2016-06-30
from

The holidays call up different associations for different people.

For me, one of those associations is flying saucers.

Every year from around Thanksgiving onward, as Christmas lights go up around my neighborhood, I can't look at those warm, blinking, friendly dots of color without thinking about the equally warm, blinking, and friendly lights that flickered and slid across the spaceships in Steven Spielberg's "Close Encounters of the Third Kind."

"Close Encounters" opened in November of 1977, just a week or so before Thanksgiving. I was 15 at the time, and along with a friend was present for its very first showing at a Washington, DC, theater just across the Potomac River from McLean, Virginia, where we both lived.

As it happened, it might have been wiser for my friend and me to have waited for a later showing. During the climax of the movie, when the spaceship had at last arrived and the glowing, elongated aliens were stepping out of it, the screen suddenly went a dazzling white and the house lights came up.

The film had broken.

For a moment the packed theater was completely quiet. Then the grumbling began. "I want my money back!" my friend next to me suddenly shouted, to general murmurs of agreement. Finally, the house lights went down again and the film cranked back up. Richard Dreyfuss stepped into the glowing bowels of the ship, the credits ran…and the following weekend my friend and I talked his father into driving us back into DC again, so that we could see the film straight through without interruption.

For the rest of the Christmas of '77, I couldn't get the movie's images out of my mind. That in itself wasn't unusual, as good movies always imprinted themselves strongly on my imagination.

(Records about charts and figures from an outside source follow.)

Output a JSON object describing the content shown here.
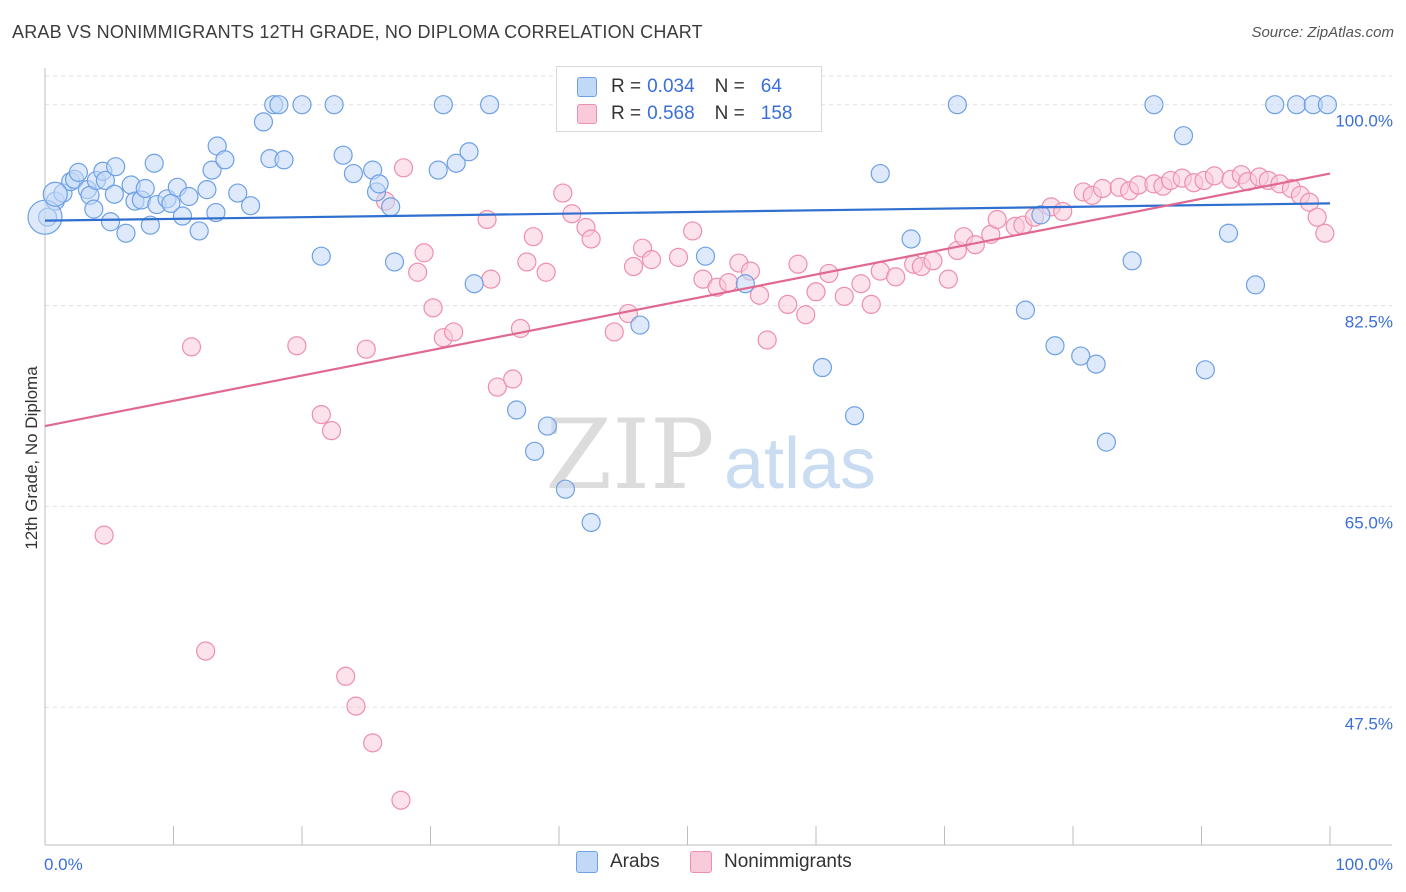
{
  "header": {
    "title": "ARAB VS NONIMMIGRANTS 12TH GRADE, NO DIPLOMA CORRELATION CHART",
    "source": "Source: ZipAtlas.com"
  },
  "legend": {
    "r_label": "R =",
    "n_label": "N =",
    "rows": [
      {
        "r": "0.034",
        "n": "64"
      },
      {
        "r": "0.568",
        "n": "158"
      }
    ]
  },
  "watermark": {
    "zip": "ZIP",
    "atlas": "atlas"
  },
  "chart_data": {
    "type": "scatter",
    "title": "ARAB VS NONIMMIGRANTS 12TH GRADE, NO DIPLOMA CORRELATION CHART",
    "xlabel": "",
    "ylabel": "12th Grade, No Diploma",
    "x_tick_labels": [
      "0.0%",
      "100.0%"
    ],
    "y_tick_labels": [
      "100.0%",
      "82.5%",
      "65.0%",
      "47.5%"
    ],
    "y_ticks": [
      100.0,
      82.5,
      65.0,
      47.5
    ],
    "xlim": [
      0,
      100
    ],
    "ylim": [
      35.5,
      102.5
    ],
    "grid": "horizontal dashed",
    "legend_position": "top-center",
    "colors": {
      "Arabs": "#6ea0e6",
      "Nonimmigrants": "#ee8fae",
      "Arabs_line": "#2f6fcf",
      "Nonimmigrants_line": "#e06990",
      "tick_label": "#3a6fd8"
    },
    "series": [
      {
        "name": "Arabs",
        "trend": {
          "x": [
            0,
            100
          ],
          "y": [
            89.9,
            91.4
          ]
        },
        "x": [
          0.2,
          0.8,
          1.4,
          2.0,
          2.3,
          2.6,
          3.3,
          3.5,
          3.8,
          4.0,
          4.5,
          4.7,
          5.1,
          5.4,
          5.5,
          6.3,
          6.7,
          7.0,
          7.5,
          7.8,
          8.2,
          8.5,
          8.7,
          9.5,
          9.8,
          10.3,
          10.7,
          11.2,
          12.0,
          12.6,
          13.0,
          13.3,
          13.4,
          14.0,
          15.0,
          16.0,
          17.0,
          17.5,
          17.8,
          18.2,
          18.6,
          20.0,
          21.5,
          22.5,
          23.2,
          24.0,
          25.5,
          25.8,
          26.0,
          26.9,
          27.2,
          30.6,
          31.0,
          32.0,
          33.0,
          33.4,
          34.6,
          36.7,
          38.1,
          39.1,
          40.5,
          42.5,
          46.3,
          51.4,
          54.5,
          60.5,
          63.0,
          65.0,
          67.4,
          71.0,
          76.3,
          77.5,
          78.6,
          80.6,
          81.8,
          82.6,
          84.6,
          86.3,
          88.6,
          90.3,
          92.1,
          94.2,
          95.7,
          97.4,
          98.7,
          99.8
        ],
        "y": [
          90.2,
          91.6,
          92.3,
          93.3,
          93.5,
          94.1,
          92.6,
          92.1,
          90.9,
          93.4,
          94.2,
          93.4,
          89.8,
          92.2,
          94.6,
          88.8,
          93.0,
          91.6,
          91.7,
          92.7,
          89.5,
          94.9,
          91.3,
          91.8,
          91.4,
          92.8,
          90.3,
          92.0,
          89.0,
          92.6,
          94.3,
          90.6,
          96.4,
          95.2,
          92.3,
          91.2,
          98.5,
          95.3,
          100.0,
          100.0,
          95.2,
          100.0,
          86.8,
          100.0,
          95.6,
          94.0,
          94.3,
          92.4,
          93.1,
          91.1,
          86.3,
          94.3,
          100.0,
          94.9,
          95.9,
          84.4,
          100.0,
          73.4,
          69.8,
          72.0,
          66.5,
          63.6,
          80.8,
          86.8,
          84.4,
          77.1,
          72.9,
          94.0,
          88.3,
          100.0,
          82.1,
          90.4,
          79.0,
          78.1,
          77.4,
          70.6,
          86.4,
          100.0,
          97.3,
          76.9,
          88.8,
          84.3,
          100.0,
          100.0,
          100.0,
          100.0
        ]
      },
      {
        "name": "Nonimmigrants",
        "trend": {
          "x": [
            0,
            100
          ],
          "y": [
            72.0,
            94.0
          ]
        },
        "x": [
          4.6,
          11.4,
          12.5,
          19.6,
          21.5,
          22.3,
          23.4,
          24.2,
          25.0,
          25.5,
          26.5,
          27.7,
          27.9,
          29.0,
          29.5,
          30.2,
          31.0,
          31.8,
          34.4,
          34.7,
          35.2,
          36.4,
          37.0,
          37.5,
          38.0,
          39.0,
          40.3,
          41.0,
          42.1,
          42.5,
          44.3,
          45.4,
          45.8,
          46.5,
          47.2,
          49.3,
          50.4,
          51.2,
          52.3,
          53.2,
          54.0,
          54.9,
          55.6,
          56.2,
          57.8,
          58.6,
          59.2,
          60.0,
          61.0,
          62.2,
          63.5,
          64.3,
          65.0,
          66.2,
          67.6,
          68.2,
          69.1,
          70.3,
          71.0,
          71.5,
          72.4,
          73.6,
          74.1,
          75.5,
          76.1,
          77.0,
          78.3,
          79.2,
          80.8,
          81.5,
          82.3,
          83.6,
          84.4,
          85.1,
          86.3,
          87.0,
          87.6,
          88.5,
          89.4,
          90.2,
          91.0,
          92.3,
          93.1,
          93.6,
          94.5,
          95.2,
          96.1,
          97.0,
          97.7,
          98.4,
          99.0,
          99.6
        ],
        "y": [
          62.5,
          78.9,
          52.4,
          79.0,
          73.0,
          71.6,
          50.2,
          47.6,
          78.7,
          44.4,
          91.6,
          39.4,
          94.5,
          85.4,
          87.1,
          82.3,
          79.7,
          80.2,
          90.0,
          84.8,
          75.4,
          76.1,
          80.5,
          86.3,
          88.5,
          85.4,
          92.3,
          90.5,
          89.3,
          88.3,
          80.2,
          81.8,
          85.9,
          87.5,
          86.5,
          86.7,
          89.0,
          84.8,
          84.1,
          84.5,
          86.2,
          85.5,
          83.4,
          79.5,
          82.6,
          86.1,
          81.7,
          83.7,
          85.3,
          83.3,
          84.4,
          82.6,
          85.5,
          85.0,
          86.1,
          85.9,
          86.4,
          84.8,
          87.3,
          88.5,
          87.8,
          88.7,
          90.0,
          89.4,
          89.5,
          90.2,
          91.1,
          90.7,
          92.4,
          92.1,
          92.7,
          92.8,
          92.5,
          93.0,
          93.1,
          92.9,
          93.4,
          93.6,
          93.2,
          93.4,
          93.8,
          93.5,
          93.9,
          93.3,
          93.7,
          93.4,
          93.1,
          92.7,
          92.1,
          91.5,
          90.2,
          88.8
        ]
      }
    ]
  },
  "bottom_legend": {
    "arabs": "Arabs",
    "nonimmigrants": "Nonimmigrants"
  }
}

The strange thing was that what most often called the movie to my mind were holiday objects: objects I had seen each and every Christmas for my entire life, but which I suddenly found myself looking at in an entirely different way.

The similarity between the twinkling colored Christmas lights strung up around my neighborhood and those on the film's spaceships was just the beginning. Looking at my sister and brother-in-law's Christmas tree that year, I suddenly realized that the tree itself reminded me of the film. I'd never before noticed that a fully decorated and lit Christmas tree--especially a lush, hearty one like my sister and brother-in-law always picked out, with level upon level of lights and a twinkling star at the top--was a distinctly otherworldly object: every bit as otherworldly, in its way, as that giant, upside-down-wedding-cake-shaped mother-ship that drifted up into the sky at the end of "Close Encounters."

Then there was the film's storyline. In it, the members of an exceedingly ordinary family in an exceedingly ordinary town in an exceedingly ordinary state (no offense to any Indianans out there) are forced to come to grips with the fact that they are not so ordinary at all, but are at the center of the most singularly un-ordinary event in human history: the arrival on earth of a super-human, benevolent intelligence from a world beyond.

Why was it that that story sounded so familiar?

Later on, as the years passed and I started reading books about psychology and mythology and religion, it became much clearer to me why "Close Encounters" was such a perfect holiday movie for me. The historian of religions Mircea Eliade once told an interviewer that to his mind, the most important task of the student of religion in the modern world was uncovering what he called the "camouflages of the sacred."

When I first read that line, "Close Encounters" popped immediately into my mind (even though it wasn't Christmas at the time). What Eliade meant, I realized, was that we live in a world in which we are often more comfortable telling sacred stories in disguise than we are telling them straight out. Those spaceships of Spielberg's had made such a profound impression on me--had rendered the Christmas season of '77 more magical and strange than it would otherwise have been--precisely because they were presenting me with timeless sacred images and ideas in a disguised form. As a teenager who thought--mistakenly--that he was getting too old for Christmas trees and Nativity stories, I was pulled back around by the film's artistry and made to realize that I wasn't too old for them at all--and in fact never would be.

So this Christmas season, when I pass the lights of the big Christmas tree at the top of Washington Square Park near where I live in Greenwich Village, or see a particularly vivid string of red, blue, and green lights in a shop or apartment window, I'll remember those flying saucers of the winter of 1977. And when I do, I'll be thankful that I live in a world where though it may often appear in disguise, the sacred--the holy, in fact--is as present now as it ever was.